Thomas Ruff: Jpegs

03 June – 29 July 2006

  • jpeg pt01, 2006, C-Print, gerahmt - framed. 245 x 186 cm - 96.5 x 73.2 in.. Edition 2/3
  • jpeg pt02, 2006, C-Print, gerahmt - framed. Edition 1 von 3 (Berlin). 247 x 186 cm - 97.2 x 73.2 in.. Edition 1/3
  • jpeg ts01, 2006, C-print, gerahmt (framed). 186 x 272 cm - 73.2 x 107.1 in.. Edition 1/3
  • jpeg wb01, 2006, C-print, gerahmt - framed. 188 x 282 cm - 73.2 x 111 in.. Edition 1/3
  • jpeg wf01, 2006, C-Print, gerahmt - framed. 256 x 186 cm - 100.1 x 73.2 in.. Edition 3
  • jpeg pt03, 2006, C-Print, gerahmt - framed. 245 x 186 cm - 96.5 x 73.2 in..

With his newest, once again large-format photographic pieces from the “jpeg”-series, Thomas Ruff has continued to pursue his noted interest in the mechanical production and processing of images. In so doing, Ruff experiments with the image-data-compression format known as jpeg, itself named after the “Joint Photographic Experts Group”, who developed this compression process in 1992. The jpeg-format is especially useful for the preparation and optimization of digital pictures for display on computer screens and transmission via the internet. To minimize the volume of data, all information is disposed of that computer monitors (working with comparatively lower resolutions) do not require for a faithful rendition of reality. Remaining image data are summarized into groups and then saved.

Just as the computer, the human eye requires only a relatively small quantity of data points per image unit. What is necessary for recognition is added during interpretation by the visual center of the brain. In the jpegs-series, Ruff concentrates on this imprecision. When the images are enlarged by Ruff, the compression process (using raster graphics) results in visible pixel lines and the emergence of a chessboard pattern. In other words, the effects of compressing digital pictures and the resulting irretrievable information loss become apparent.
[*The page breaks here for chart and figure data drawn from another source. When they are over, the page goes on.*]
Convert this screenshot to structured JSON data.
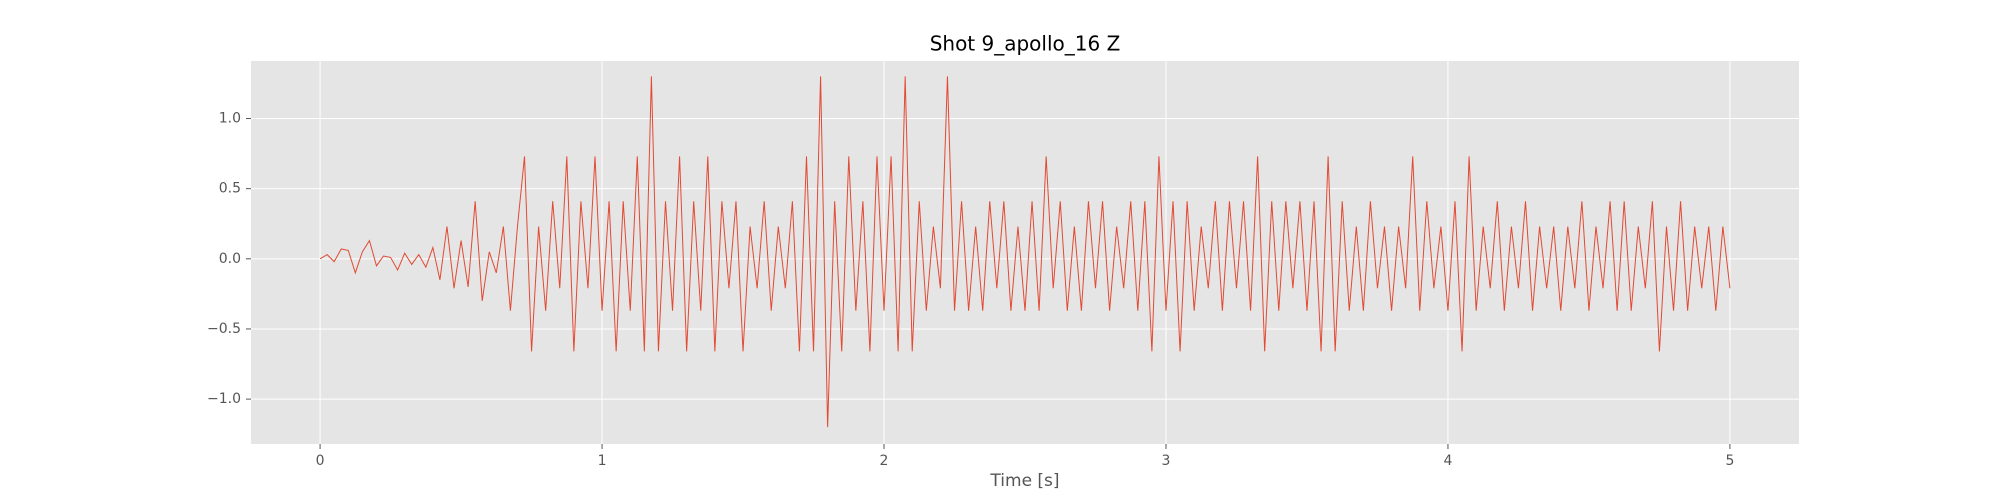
{
  "chart_data": {
    "type": "line",
    "title": "Shot 9_apollo_16 Z",
    "xlabel": "Time [s]",
    "x": [
      0,
      0.025,
      0.05,
      0.075,
      0.1,
      0.125,
      0.15,
      0.175,
      0.2,
      0.225,
      0.25,
      0.275,
      0.3,
      0.325,
      0.35,
      0.375,
      0.4,
      0.425,
      0.45,
      0.475,
      0.5,
      0.525,
      0.55,
      0.575,
      0.6,
      0.625,
      0.65,
      0.675,
      0.7,
      0.725,
      0.75,
      0.775,
      0.8,
      0.825,
      0.85,
      0.875,
      0.9,
      0.925,
      0.95,
      0.975,
      1,
      1.025,
      1.05,
      1.075,
      1.1,
      1.125,
      1.15,
      1.175,
      1.2,
      1.225,
      1.25,
      1.275,
      1.3,
      1.325,
      1.35,
      1.375,
      1.4,
      1.425,
      1.45,
      1.475,
      1.5,
      1.525,
      1.55,
      1.575,
      1.6,
      1.625,
      1.65,
      1.675,
      1.7,
      1.725,
      1.75,
      1.775,
      1.8,
      1.825,
      1.85,
      1.875,
      1.9,
      1.925,
      1.95,
      1.975,
      2,
      2.025,
      2.05,
      2.075,
      2.1,
      2.125,
      2.15,
      2.175,
      2.2,
      2.225,
      2.25,
      2.275,
      2.3,
      2.325,
      2.35,
      2.375,
      2.4,
      2.425,
      2.45,
      2.475,
      2.5,
      2.525,
      2.55,
      2.575,
      2.6,
      2.625,
      2.65,
      2.675,
      2.7,
      2.725,
      2.75,
      2.775,
      2.8,
      2.825,
      2.85,
      2.875,
      2.9,
      2.925,
      2.95,
      2.975,
      3,
      3.025,
      3.05,
      3.075,
      3.1,
      3.125,
      3.15,
      3.175,
      3.2,
      3.225,
      3.25,
      3.275,
      3.3,
      3.325,
      3.35,
      3.375,
      3.4,
      3.425,
      3.45,
      3.475,
      3.5,
      3.525,
      3.55,
      3.575,
      3.6,
      3.625,
      3.65,
      3.675,
      3.7,
      3.725,
      3.75,
      3.775,
      3.8,
      3.825,
      3.85,
      3.875,
      3.9,
      3.925,
      3.95,
      3.975,
      4,
      4.025,
      4.05,
      4.075,
      4.1,
      4.125,
      4.15,
      4.175,
      4.2,
      4.225,
      4.25,
      4.275,
      4.3,
      4.325,
      4.35,
      4.375,
      4.4,
      4.425,
      4.45,
      4.475,
      4.5,
      4.525,
      4.55,
      4.575,
      4.6,
      4.625,
      4.65,
      4.675,
      4.7,
      4.725,
      4.75,
      4.775,
      4.8,
      4.825,
      4.85,
      4.875,
      4.9,
      4.925,
      4.95,
      4.975,
      5
    ],
    "series": [
      {
        "color": "#E24A33",
        "values": [
          0,
          0.03,
          -0.02,
          0.07,
          0.06,
          -0.1,
          0.05,
          0.13,
          -0.05,
          0.02,
          0.01,
          -0.08,
          0.04,
          -0.04,
          0.03,
          -0.06,
          0.08,
          -0.15,
          0.23,
          -0.21,
          0.13,
          -0.2,
          0.41,
          -0.3,
          0.05,
          -0.1,
          0.23,
          -0.37,
          0.23,
          0.73,
          -0.66,
          0.23,
          -0.37,
          0.41,
          -0.21,
          0.73,
          -0.66,
          0.41,
          -0.21,
          0.73,
          -0.37,
          0.41,
          -0.66,
          0.41,
          -0.37,
          0.73,
          -0.66,
          1.3,
          -0.66,
          0.41,
          -0.37,
          0.73,
          -0.66,
          0.41,
          -0.37,
          0.73,
          -0.66,
          0.41,
          -0.21,
          0.41,
          -0.66,
          0.23,
          -0.21,
          0.41,
          -0.37,
          0.23,
          -0.21,
          0.41,
          -0.66,
          0.73,
          -0.66,
          1.3,
          -1.2,
          0.41,
          -0.66,
          0.73,
          -0.37,
          0.41,
          -0.66,
          0.73,
          -0.37,
          0.73,
          -0.66,
          1.3,
          -0.66,
          0.41,
          -0.37,
          0.23,
          -0.21,
          1.3,
          -0.37,
          0.41,
          -0.37,
          0.23,
          -0.37,
          0.41,
          -0.21,
          0.41,
          -0.37,
          0.23,
          -0.37,
          0.41,
          -0.37,
          0.73,
          -0.21,
          0.41,
          -0.37,
          0.23,
          -0.37,
          0.41,
          -0.21,
          0.41,
          -0.37,
          0.23,
          -0.21,
          0.41,
          -0.37,
          0.41,
          -0.66,
          0.73,
          -0.37,
          0.41,
          -0.66,
          0.41,
          -0.37,
          0.23,
          -0.21,
          0.41,
          -0.37,
          0.41,
          -0.21,
          0.41,
          -0.37,
          0.73,
          -0.66,
          0.41,
          -0.37,
          0.41,
          -0.21,
          0.41,
          -0.37,
          0.41,
          -0.66,
          0.73,
          -0.66,
          0.41,
          -0.37,
          0.23,
          -0.37,
          0.41,
          -0.21,
          0.23,
          -0.37,
          0.23,
          -0.21,
          0.73,
          -0.37,
          0.41,
          -0.21,
          0.23,
          -0.37,
          0.41,
          -0.66,
          0.73,
          -0.37,
          0.23,
          -0.21,
          0.41,
          -0.37,
          0.23,
          -0.21,
          0.41,
          -0.37,
          0.23,
          -0.21,
          0.23,
          -0.37,
          0.23,
          -0.21,
          0.41,
          -0.37,
          0.23,
          -0.21,
          0.41,
          -0.37,
          0.41,
          -0.37,
          0.23,
          -0.21,
          0.41,
          -0.66,
          0.23,
          -0.37,
          0.41,
          -0.37,
          0.23,
          -0.21,
          0.23,
          -0.37,
          0.23,
          -0.21
        ]
      }
    ],
    "xlim": [
      -0.245,
      5.245
    ],
    "xticks": [
      0,
      1,
      2,
      3,
      4,
      5
    ],
    "ylim": [
      -1.32,
      1.41
    ],
    "yticks": [
      {
        "value": -1,
        "label": "−1.0"
      },
      {
        "value": -0.5,
        "label": "−0.5"
      },
      {
        "value": 0,
        "label": "0.0"
      },
      {
        "value": 0.5,
        "label": "0.5"
      },
      {
        "value": 1,
        "label": "1.0"
      }
    ],
    "grid": true
  }
}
As was the case in earlier series, for example, “nudes” or “Substrate”, Ruff finds the motifs for his jpegs mostly on the internet. His selection from the image-world of our daily lives establishes an encyclopedic archive, a sort of picture dictionary of contemporary history. The use of found materials confers upon the group of images an objective, almost documentary character. Hence, the apparently objective illustration of what is real contrasts even more sharply with the manner in which it is represented. Appearance and content come undone, overlapping one another as incongruous levels. Decomposing images until they are unrecognizable, Ruff whittles away at their connection to reality. With skepticism as to their truth content, Ruff manipulates the pictures along with our perception. He discloses the degeneration of images surrounding us and, on a more general level, reveals how today´s image-processing media have culminated in our conditioned readiness to look upon barely decipherable and fuzzy images as especially indisputable and authentic.